With a little assistance and not much scrambling, she clambered to the top of the wall. They were at the back of the house here, with the nearest line of blackened ruin not a hundred feet away. A spreading willow grew so close to the wall that its feathery boughs brushed Elizabeth’s hair and passed smooth fingers across her cheek. The stones were warm under their hands, from the past day’s sun, their heads were among the leaves and birds’ nests, very high, it seemed, above the ground. The whole desolate place before them was very still.

“The moon will be up presently,” David whispered, “so I think It will come soon, while it is still dark.”

Betsey trembled a little in the warm night air, but said nothing. The minutes passed, then a half hour, finally the hour itself struck from a spire in the village. The strokes sounded very thin and far away as the night wind carried them. A faint cow bell jingled in a distant field, a comfortable, friendly sound that Elizabeth missed when it moved and died away. They began to relax their tense muscles as the time passed slowly, to swing their feet and to talk almost above their breath.

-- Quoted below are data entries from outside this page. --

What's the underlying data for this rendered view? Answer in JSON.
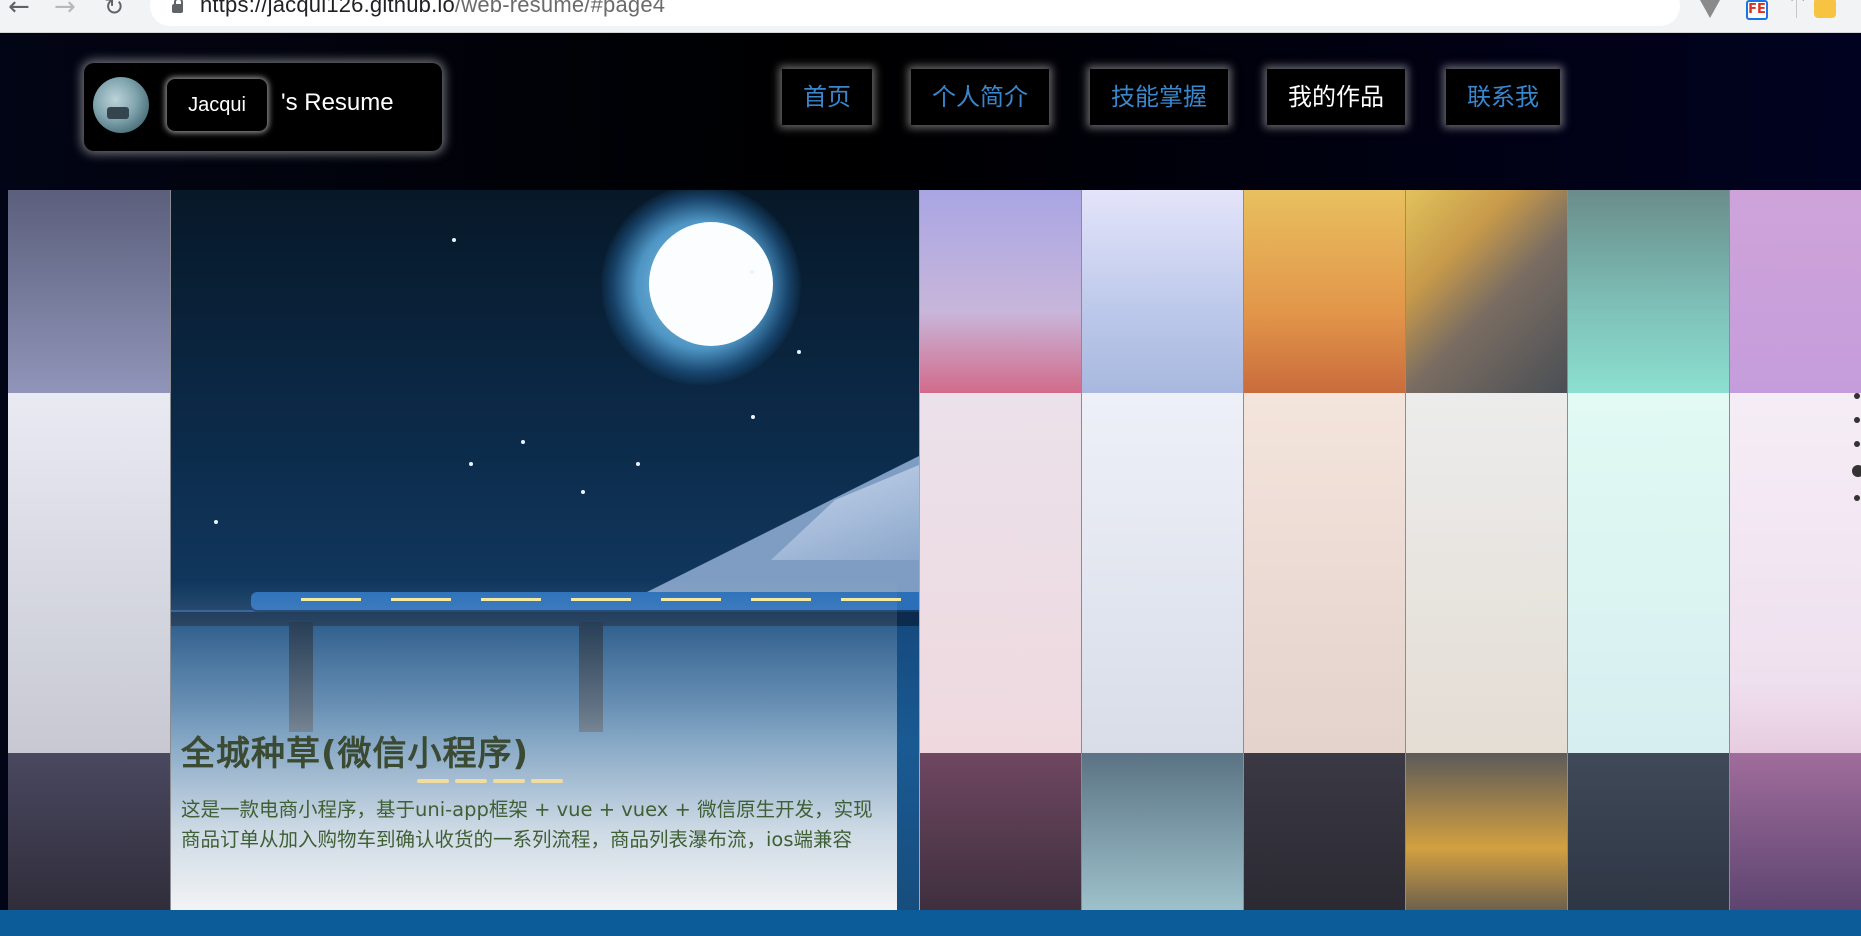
{
  "browser": {
    "url_host": "https://jacqui126.github.io",
    "url_path": "/web-resume/#page4",
    "icons": [
      "back-arrow-icon",
      "forward-arrow-icon",
      "reload-icon",
      "lock-icon",
      "bookmark-star-icon",
      "extension-icon",
      "fe-extension-icon",
      "avatar-extension-icon"
    ]
  },
  "header": {
    "name": "Jacqui",
    "suffix": "'s Resume"
  },
  "nav": {
    "items": [
      {
        "label": "首页"
      },
      {
        "label": "个人简介"
      },
      {
        "label": "技能掌握"
      },
      {
        "label": "我的作品"
      },
      {
        "label": "联系我"
      }
    ],
    "active_index": 3,
    "colors": {
      "link": "#3a86cc",
      "active": "#ffffff"
    }
  },
  "work": {
    "title": "全城种草(微信小程序)",
    "description": "这是一款电商小程序，基于uni-app框架 + vue + vuex + 微信原生开发，实现商品订单从加入购物车到确认收货的一系列流程，商品列表瀑布流，ios端兼容"
  },
  "pager": {
    "count": 5,
    "active_index": 3
  }
}
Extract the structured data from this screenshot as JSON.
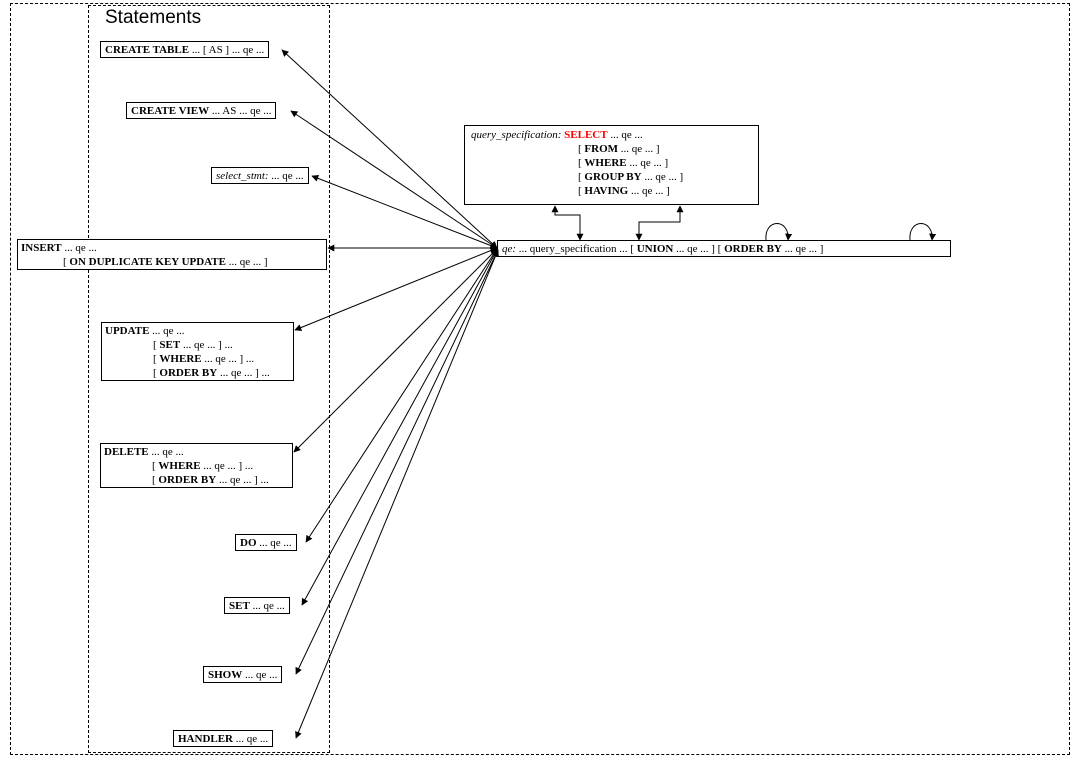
{
  "title": "Statements",
  "nodes": {
    "create_table": {
      "kw": "CREATE TABLE",
      "suffix": " ... [ AS ]   ... qe ..."
    },
    "create_view": {
      "kw": "CREATE VIEW",
      "suffix": " ... AS   ... qe ..."
    },
    "select_stmt": {
      "label_italic": "select_stmt:",
      "suffix": " ... qe ..."
    },
    "insert": {
      "kw": "INSERT",
      "l1_suffix": "  ... qe ...",
      "sub_kw": "ON DUPLICATE KEY UPDATE",
      "sub_suffix": "  ... qe ... ]"
    },
    "update": {
      "kw": "UPDATE",
      "l1_suffix": "   ... qe ...",
      "set_kw": "SET",
      "set_suffix": " ... qe ... ] ...",
      "where_kw": "WHERE",
      "where_suffix": " ... qe ... ] ...",
      "orderby_kw": "ORDER BY",
      "orderby_suffix": " ... qe ... ] ..."
    },
    "delete": {
      "kw": "DELETE",
      "l1_suffix": "    ... qe ...",
      "where_kw": "WHERE",
      "where_suffix": " ... qe ... ] ...",
      "orderby_kw": "ORDER BY",
      "orderby_suffix": " ... qe ... ] ..."
    },
    "do": {
      "kw": "DO",
      "suffix": "  ... qe ..."
    },
    "set": {
      "kw": "SET",
      "suffix": "  ... qe ..."
    },
    "show": {
      "kw": "SHOW",
      "suffix": "  ... qe ..."
    },
    "handler": {
      "kw": "HANDLER",
      "suffix": "  ... qe ..."
    },
    "qe": {
      "label_italic": "qe:",
      "part1": " ... query_specification ... [ ",
      "kw_union": "UNION",
      "part2": "  ... qe ... ] [ ",
      "kw_orderby": "ORDER BY",
      "part3": "  ... qe ... ]"
    },
    "qs": {
      "label_italic": "query_specification:",
      "kw_select": "SELECT",
      "select_suffix": " ... qe ...",
      "kw_from": "FROM",
      "from_suffix": " ... qe ... ]",
      "kw_where": "WHERE",
      "where_suffix": " ... qe ... ]",
      "kw_groupby": "GROUP BY",
      "groupby_suffix": " ... qe ... ]",
      "kw_having": "HAVING",
      "having_suffix": " ... qe ... ]"
    }
  }
}
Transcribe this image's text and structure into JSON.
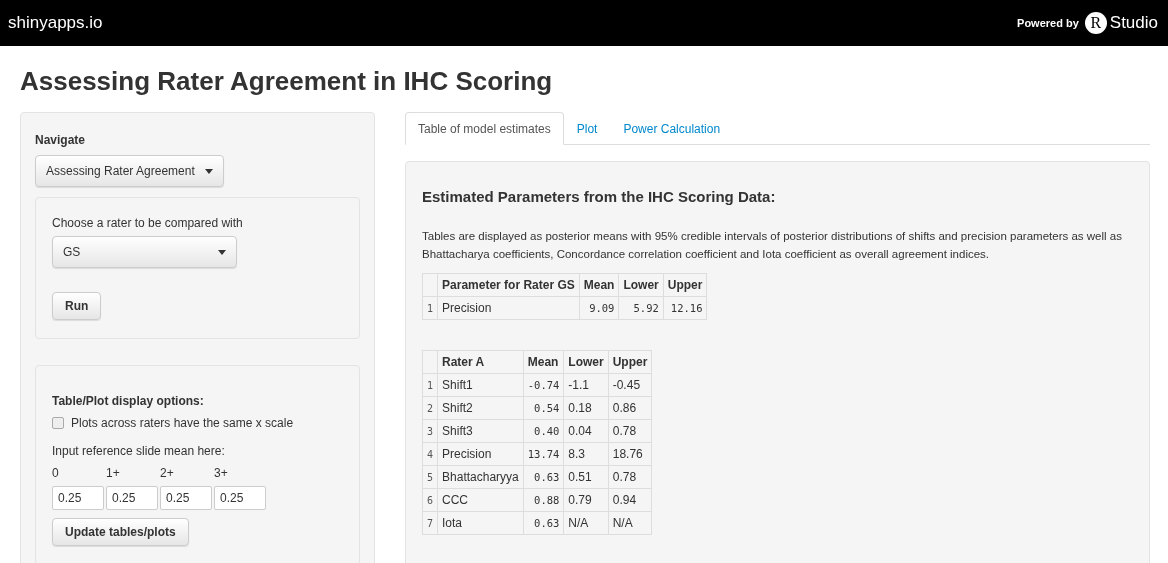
{
  "navbar": {
    "brand": "shinyapps.io",
    "powered_by": "Powered by",
    "logo_letter": "R",
    "logo_text": "Studio"
  },
  "title": "Assessing Rater Agreement in IHC Scoring",
  "sidebar": {
    "navigate_label": "Navigate",
    "navigate_value": "Assessing Rater Agreement",
    "rater_label": "Choose a rater to be compared with",
    "rater_value": "GS",
    "run_button": "Run",
    "options_title": "Table/Plot display options:",
    "checkbox": {
      "label": "Plots across raters have the same x scale",
      "checked": false
    },
    "reference_label": "Input reference slide mean here:",
    "reference_inputs": [
      {
        "label": "0",
        "value": "0.25"
      },
      {
        "label": "1+",
        "value": "0.25"
      },
      {
        "label": "2+",
        "value": "0.25"
      },
      {
        "label": "3+",
        "value": "0.25"
      }
    ],
    "update_button": "Update tables/plots"
  },
  "tabs": [
    {
      "label": "Table of model estimates",
      "selected": true
    },
    {
      "label": "Plot",
      "selected": false
    },
    {
      "label": "Power Calculation",
      "selected": false
    }
  ],
  "panel": {
    "heading": "Estimated Parameters from the IHC Scoring Data:",
    "description": "Tables are displayed as posterior means with 95% credible intervals of posterior distributions of shifts and precision parameters as well as Bhattacharya coefficients, Concordance correlation coefficient and Iota coefficient as overall agreement indices.",
    "tables": [
      {
        "columns": [
          {
            "label": "Parameter for Rater GS",
            "kind": "text"
          },
          {
            "label": "Mean",
            "kind": "numeric"
          },
          {
            "label": "Lower",
            "kind": "numeric"
          },
          {
            "label": "Upper",
            "kind": "numeric"
          }
        ],
        "rows": [
          {
            "index": "1",
            "cells": [
              "Precision",
              "9.09",
              "5.92",
              "12.16"
            ]
          }
        ]
      },
      {
        "columns": [
          {
            "label": "Rater A",
            "kind": "text"
          },
          {
            "label": "Mean",
            "kind": "numeric"
          },
          {
            "label": "Lower",
            "kind": "text"
          },
          {
            "label": "Upper",
            "kind": "text"
          }
        ],
        "rows": [
          {
            "index": "1",
            "cells": [
              "Shift1",
              "-0.74",
              "-1.1",
              "-0.45"
            ]
          },
          {
            "index": "2",
            "cells": [
              "Shift2",
              "0.54",
              "0.18",
              "0.86"
            ]
          },
          {
            "index": "3",
            "cells": [
              "Shift3",
              "0.40",
              "0.04",
              "0.78"
            ]
          },
          {
            "index": "4",
            "cells": [
              "Precision",
              "13.74",
              "8.3",
              "18.76"
            ]
          },
          {
            "index": "5",
            "cells": [
              "Bhattacharyya",
              "0.63",
              "0.51",
              "0.78"
            ]
          },
          {
            "index": "6",
            "cells": [
              "CCC",
              "0.88",
              "0.79",
              "0.94"
            ]
          },
          {
            "index": "7",
            "cells": [
              "Iota",
              "0.63",
              "N/A",
              "N/A"
            ]
          }
        ]
      }
    ]
  }
}
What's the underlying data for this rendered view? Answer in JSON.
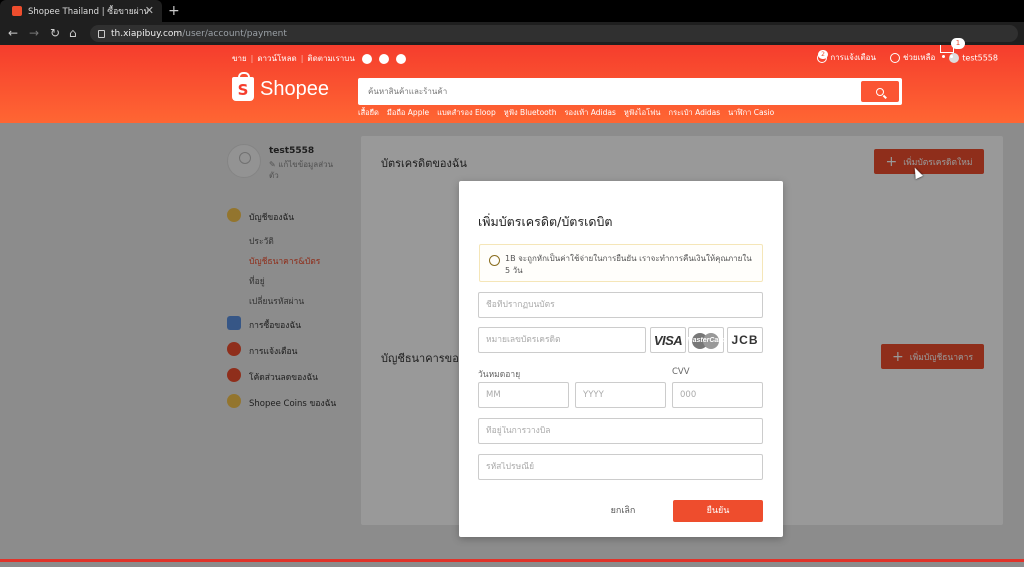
{
  "browser": {
    "tab_title": "Shopee Thailand | ซื้อขายผ่านมือถือ",
    "url_host": "th.xiapibuy.com",
    "url_path": "/user/account/payment"
  },
  "header": {
    "top_links": [
      "ขาย",
      "ดาวน์โหลด",
      "ติดตามเราบน"
    ],
    "notifications_label": "การแจ้งเตือน",
    "notifications_count": "2",
    "help_label": "ช่วยเหลือ",
    "username": "test5558",
    "logo_text": "Shopee",
    "search_placeholder": "ค้นหาสินค้าและร้านค้า",
    "suggestions": [
      "เสื้อยืด",
      "มือถือ Apple",
      "แบตสำรอง Eloop",
      "หูฟัง Bluetooth",
      "รองเท้า Adidas",
      "หูฟังไอโฟน",
      "กระเป๋า Adidas",
      "นาฬิกา Casio"
    ],
    "cart_count": "1"
  },
  "sidebar": {
    "username": "test5558",
    "edit_profile": "แก้ไขข้อมูลส่วนตัว",
    "my_account": "บัญชีของฉัน",
    "sub_items": [
      "ประวัติ",
      "บัญชีธนาคาร&บัตร",
      "ที่อยู่",
      "เปลี่ยนรหัสผ่าน"
    ],
    "my_purchases": "การซื้อของฉัน",
    "notifications": "การแจ้งเตือน",
    "vouchers": "โค้ดส่วนลดของฉัน",
    "coins": "Shopee Coins ของฉัน"
  },
  "main": {
    "credit_heading": "บัตรเครดิตของฉัน",
    "add_card_button": "เพิ่มบัตรเครดิตใหม่",
    "bank_heading": "บัญชีธนาคารของฉัน",
    "add_bank_button": "เพิ่มบัญชีธนาคาร"
  },
  "modal": {
    "title": "เพิ่มบัตรเครดิต/บัตรเดบิต",
    "notice": "1B จะถูกหักเป็นค่าใช้จ่ายในการยืนยัน เราจะทำการคืนเงินให้คุณภายใน 5 วัน",
    "cardholder_placeholder": "ชื่อที่ปรากฏบนบัตร",
    "card_number_placeholder": "หมายเลขบัตรเครดิต",
    "card_logos": [
      "VISA",
      "MasterCard",
      "JCB"
    ],
    "expiry_label": "วันหมดอายุ",
    "month_placeholder": "MM",
    "year_placeholder": "YYYY",
    "cvv_label": "CVV",
    "cvv_placeholder": "000",
    "billing_address_placeholder": "ที่อยู่ในการวางบิล",
    "postal_code_placeholder": "รหัสไปรษณีย์",
    "cancel_button": "ยกเลิก",
    "confirm_button": "ยืนยัน"
  },
  "colors": {
    "brand": "#ee4d2d",
    "header_gradient_top": "#f53d2d",
    "header_gradient_bottom": "#ff6633"
  }
}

“It may not be coming to-night,” said David, “we will not wait much longer.”

“That man at the Reynolds’ gate, I wonder what he wanted,” observed Betsey. “It was rather late for just ordinary visitors. Did you notice him, David?”

“When the light fell on him I thought I had seen him before,” he answered. “Yet after all it was no one I knew, just a man I saw in the village this morning by the post office.”

Elizabeth was not greatly heeding, for the round, golden rim of the moon was showing almost opposite them, above the jagged heaps of ruins. Slowly it rose, spreading more light through the trees, until it was half above the horizon and shone, an orange semicircle, there above the old house. She was about to speak when David touched her elbow.

“Look beyond that pine tree,” he whispered.

The little glow-worm light was visible at last. It was, at first, half hidden by the bushes, but it moved slowly along, swinging near the ground, hesitating, almost coming to a standstill, but still always making some progress. It moved along the ruined walls, it came nearer and nearer. To both of them it became evident that whatever it was, whatever carried it, must presently pass opposite them and be darkly outlined against the glowing background of the moon. They had only to wait and they would see.